Here’s one such definition for such general screen-time or webcam fatigue from elsewhere on the web;
“the tiredness, worry or burnout associated with overusing virtual platforms for communication”.
A trio of interesting traps. When tired you can never do your best work. Worry and you lose focus. Burnout and you stop. Efficiency and effectiveness covered here, along with quality and speed with all encompassing productiveness.
They cite ‘four reasons why‘ zoom fatigue hits;
- Excessive amounts of close-up eye contact is highly intense
- Seeing yourself during video chats constantly in real-time is fatiguing
- Video chats dramatically reduce our usual mobility
- The cognitive load is much higher in video chats
Then proffer a fix for each malady.
These include sitting a touch farther back from your screen. Reduce the standard given gallery window sizes. Hiding the self-view. Build in breaks (with video off, but generally too I feel).
Whilst applauding such ideas, I’m really not so sure some of these are truly the answer on their own though, as good as it is to hear their take.
When I help people for video calls that sell for them – after we get over the introductory and often light-hearted look at backdrop options and set dressing – the biggest initial personal, presentational change comes from them not coming across as a computer-generated rigid and robotic news anchor.
I am a fidget.
So perhaps by a touch of hyperactive fortune I find it both natural and normal to move around.
I never sit centrally either. Which helps ensure some level of movement. Whether it be from the unusual angle that the other participants are un-used to, or how I move when writing notes. And that’s before we get to when I stand and dance to decorate a piece of paper or white- or chalk-board.

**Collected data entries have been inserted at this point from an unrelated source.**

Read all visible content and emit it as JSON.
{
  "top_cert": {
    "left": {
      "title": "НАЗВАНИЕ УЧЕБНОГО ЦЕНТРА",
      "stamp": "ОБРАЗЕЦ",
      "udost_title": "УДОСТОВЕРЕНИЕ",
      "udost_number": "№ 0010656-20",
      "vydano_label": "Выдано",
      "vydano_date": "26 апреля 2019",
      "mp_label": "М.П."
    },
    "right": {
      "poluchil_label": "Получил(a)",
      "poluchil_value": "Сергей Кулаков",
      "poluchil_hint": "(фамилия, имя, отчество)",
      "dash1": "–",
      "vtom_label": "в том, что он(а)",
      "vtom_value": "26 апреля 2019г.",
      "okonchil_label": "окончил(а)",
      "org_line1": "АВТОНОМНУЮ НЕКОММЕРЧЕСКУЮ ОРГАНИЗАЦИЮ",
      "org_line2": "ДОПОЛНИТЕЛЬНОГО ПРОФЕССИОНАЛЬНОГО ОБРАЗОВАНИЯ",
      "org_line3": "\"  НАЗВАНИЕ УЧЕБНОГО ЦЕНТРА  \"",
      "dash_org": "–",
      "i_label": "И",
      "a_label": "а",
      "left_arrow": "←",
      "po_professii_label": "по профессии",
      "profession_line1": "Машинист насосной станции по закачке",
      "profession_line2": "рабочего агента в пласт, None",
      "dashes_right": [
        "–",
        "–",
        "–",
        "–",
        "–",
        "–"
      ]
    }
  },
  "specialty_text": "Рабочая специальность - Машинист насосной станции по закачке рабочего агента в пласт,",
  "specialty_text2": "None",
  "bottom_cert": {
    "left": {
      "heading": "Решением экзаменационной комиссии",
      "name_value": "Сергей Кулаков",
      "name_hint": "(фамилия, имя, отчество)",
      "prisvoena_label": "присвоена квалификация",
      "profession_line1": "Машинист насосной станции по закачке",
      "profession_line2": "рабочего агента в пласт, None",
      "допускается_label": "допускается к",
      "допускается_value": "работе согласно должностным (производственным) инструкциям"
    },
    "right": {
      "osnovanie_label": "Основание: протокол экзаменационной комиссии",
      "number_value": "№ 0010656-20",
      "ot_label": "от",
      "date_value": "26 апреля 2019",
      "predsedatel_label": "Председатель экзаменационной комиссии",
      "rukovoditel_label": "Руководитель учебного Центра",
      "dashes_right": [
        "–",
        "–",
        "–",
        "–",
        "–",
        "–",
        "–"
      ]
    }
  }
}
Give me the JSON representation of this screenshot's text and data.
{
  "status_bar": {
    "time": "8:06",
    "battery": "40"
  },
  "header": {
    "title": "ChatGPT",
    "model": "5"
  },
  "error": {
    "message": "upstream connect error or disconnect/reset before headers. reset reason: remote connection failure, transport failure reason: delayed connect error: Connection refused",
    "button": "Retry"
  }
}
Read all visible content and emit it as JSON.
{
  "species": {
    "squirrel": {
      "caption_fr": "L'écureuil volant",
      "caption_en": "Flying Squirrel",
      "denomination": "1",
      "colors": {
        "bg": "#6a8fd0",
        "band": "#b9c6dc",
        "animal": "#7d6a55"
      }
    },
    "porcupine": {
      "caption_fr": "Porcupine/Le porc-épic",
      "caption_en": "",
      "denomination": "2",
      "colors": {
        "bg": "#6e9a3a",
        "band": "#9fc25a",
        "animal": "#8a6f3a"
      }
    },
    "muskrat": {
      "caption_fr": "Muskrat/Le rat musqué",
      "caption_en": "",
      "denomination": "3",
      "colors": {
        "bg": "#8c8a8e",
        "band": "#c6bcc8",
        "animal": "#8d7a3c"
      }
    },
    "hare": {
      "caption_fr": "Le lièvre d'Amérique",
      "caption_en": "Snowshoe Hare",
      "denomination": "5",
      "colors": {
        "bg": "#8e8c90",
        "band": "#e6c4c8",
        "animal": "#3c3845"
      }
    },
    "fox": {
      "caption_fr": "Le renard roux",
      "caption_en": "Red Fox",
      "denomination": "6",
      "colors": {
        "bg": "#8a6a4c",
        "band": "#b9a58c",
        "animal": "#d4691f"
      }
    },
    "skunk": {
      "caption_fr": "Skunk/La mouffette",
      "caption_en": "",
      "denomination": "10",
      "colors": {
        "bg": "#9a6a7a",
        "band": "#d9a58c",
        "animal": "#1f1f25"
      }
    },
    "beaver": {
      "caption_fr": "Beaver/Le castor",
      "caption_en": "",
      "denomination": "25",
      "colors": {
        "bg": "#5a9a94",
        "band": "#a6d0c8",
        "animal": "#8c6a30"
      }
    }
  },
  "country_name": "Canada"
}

I find my various flexing does not unnerve nor irritate others either. They actually come to be some kind of relief I sense.
So I’m very much all over their comment, “there’s a growing research now that says when people are moving, they’re performing better cognitively”. And I actively encourage such moving among others.
There are other tricks that in my experience this promising research misses so far.
One covers the issue on being diverted from what you want to achieve by trying to suss and feed off the social cues that are so easily shrouded over video.
Use physical gesture and vocal feedback explicitly sought. Votes, marks out of ten shouted back, hands indicating size. Not forgetting frequent use of mini-quiz questions and polls and chat panel response requests.
Articles abound with clickbait headlines such as ‘5 Ways to Beat Zoom Fatigue’. Not all have decent paragraphs, but at least that one offers a nice quintet on which to chew.
Finally, and maybe primarily, the best way to avoid such fatigue and not becoming a zoom zombie, is to complete more actions.
All manner of preparation and ongoing management contribute here. For instance, what documentation are you producing? I wrote a book on all this. How over video you maintain attention, perkiness and contributions of those you wish to persuade and mobilise.
You may need only to try one idea at a time, but video meeting improvement will definitely flow.